The story is about a Mama Cat and her three kittens. Mama Cat loves her children, and all of them cooperate except Baby Blue Cat who always says, “No!”.
I bought this book for my daughter, because I was hoping she would see the similarity between Baby Blue Cat’s behavior and her own. What I never expected was that she would bring it up herself.
“The Baby Blue Cat is funny isn’t he Mami?” she said to me one night.
“Yes, this is a funny book. But the mama cat in the story doesn’t think so.”
“Mama Cat gets sad.”
“Yes, she does.” I said.
“Baby Blue Cat always says no, and he doesn’t listen.”
“That’s right. Mommies get frustrated when their children say no all the time.”
“Mami, I am going to cover my mouth with both hands and think really hard before I say no to you.”
“That’s a great idea!” I said giving her a hug.
“I know, Mami; I’m smart about ideas.” She answered.
It’s important that parents understand their children, so that they can guide them, but also let them figure things out on their own.

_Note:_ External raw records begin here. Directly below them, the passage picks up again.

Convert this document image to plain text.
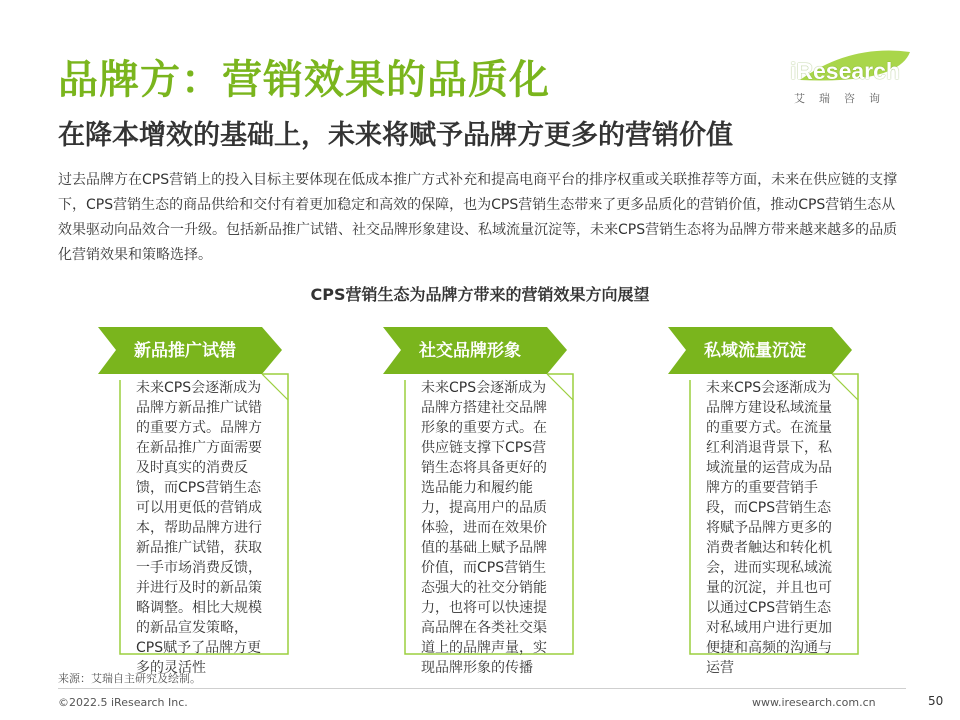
品牌方：营销效果的品质化
在降本增效的基础上，未来将赋予品牌方更多的营销价值
iResearch
艾瑞咨询
过去品牌方在CPS营销上的投入目标主要体现在低成本推广方式补充和提高电商平台的排序权重或关联推荐等方面，未来在供应链的支撑下，CPS营销生态的商品供给和交付有着更加稳定和高效的保障，也为CPS营销生态带来了更多品质化的营销价值，推动CPS营销生态从效果驱动向品效合一升级。包括新品推广试错、社交品牌形象建设、私域流量沉淀等，未来CPS营销生态将为品牌方带来越来越多的品质化营销效果和策略选择。
CPS营销生态为品牌方带来的营销效果方向展望
新品推广试错
未来CPS会逐渐成为品牌方新品推广试错的重要方式。品牌方在新品推广方面需要及时真实的消费反馈，而CPS营销生态可以用更低的营销成本，帮助品牌方进行新品推广试错，获取一手市场消费反馈，并进行及时的新品策略调整。相比大规模的新品宣发策略，CPS赋予了品牌方更多的灵活性
社交品牌形象
未来CPS会逐渐成为品牌方搭建社交品牌形象的重要方式。在供应链支撑下CPS营销生态将具备更好的选品能力和履约能力，提高用户的品质体验，进而在效果价值的基础上赋予品牌价值，而CPS营销生态强大的社交分销能力，也将可以快速提高品牌在各类社交渠道上的品牌声量，实现品牌形象的传播
私域流量沉淀
未来CPS会逐渐成为品牌方建设私域流量的重要方式。在流量红利消退背景下，私域流量的运营成为品牌方的重要营销手段，而CPS营销生态将赋予品牌方更多的消费者触达和转化机会，进而实现私域流量的沉淀，并且也可以通过CPS营销生态对私域用户进行更加便捷和高频的沟通与运营
来源：艾瑞自主研究及绘制。
©2022.5 iResearch Inc.	www.iresearch.com.cn	50
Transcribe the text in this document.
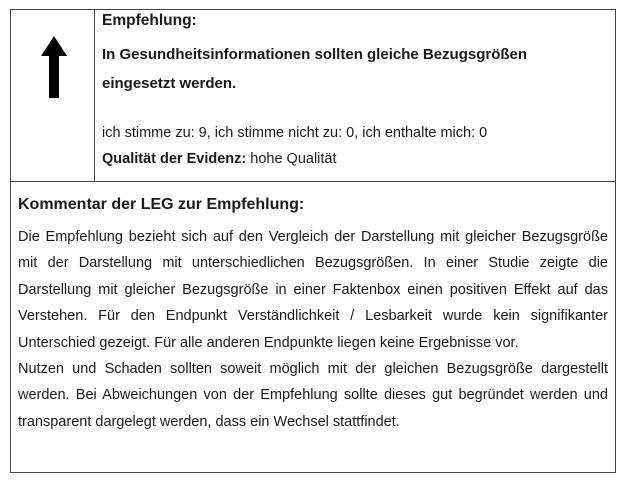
Empfehlung:
In Gesundheitsinformationen sollten gleiche Bezugsgrößen eingesetzt werden.
ich stimme zu: 9, ich stimme nicht zu: 0, ich enthalte mich: 0
Qualität der Evidenz: hohe Qualität
Kommentar der LEG zur Empfehlung:

Die Empfehlung bezieht sich auf den Vergleich der Darstellung mit gleicher Bezugsgröße mit der Darstellung mit unterschiedlichen Bezugsgrößen. In einer Studie zeigte die Darstellung mit gleicher Bezugsgröße in einer Faktenbox einen positiven Effekt auf das Verstehen. Für den Endpunkt Verständlichkeit / Lesbarkeit wurde kein signifikanter Unterschied gezeigt. Für alle anderen Endpunkte liegen keine Ergebnisse vor.

Nutzen und Schaden sollten soweit möglich mit der gleichen Bezugsgröße dargestellt werden. Bei Abweichungen von der Empfehlung sollte dieses gut begründet werden und transparent dargelegt werden, dass ein Wechsel stattfindet.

Every child has a different temperament and deals with the world according to his or her traits.
Researchers use to think that children were all born the same, but turned out differently because of how they were raised. They thought that what mattered most was how their parents treated them. However, now we know that children are born with different temperament traits, and that they remain different no matter how they are parented.
Ask any parent who has more than one child and they will tell you that although their children might have some things in common, each child is very different.
There is no such thing as a “good” or “bad” kid in terms of temperament. Parents just need to understand each child and then learn skills to help them manage their children.
If you are interested in understanding more about temperament traits I suggest you read Temperament Tools, by Helen Neville and Diane Clark Johnson.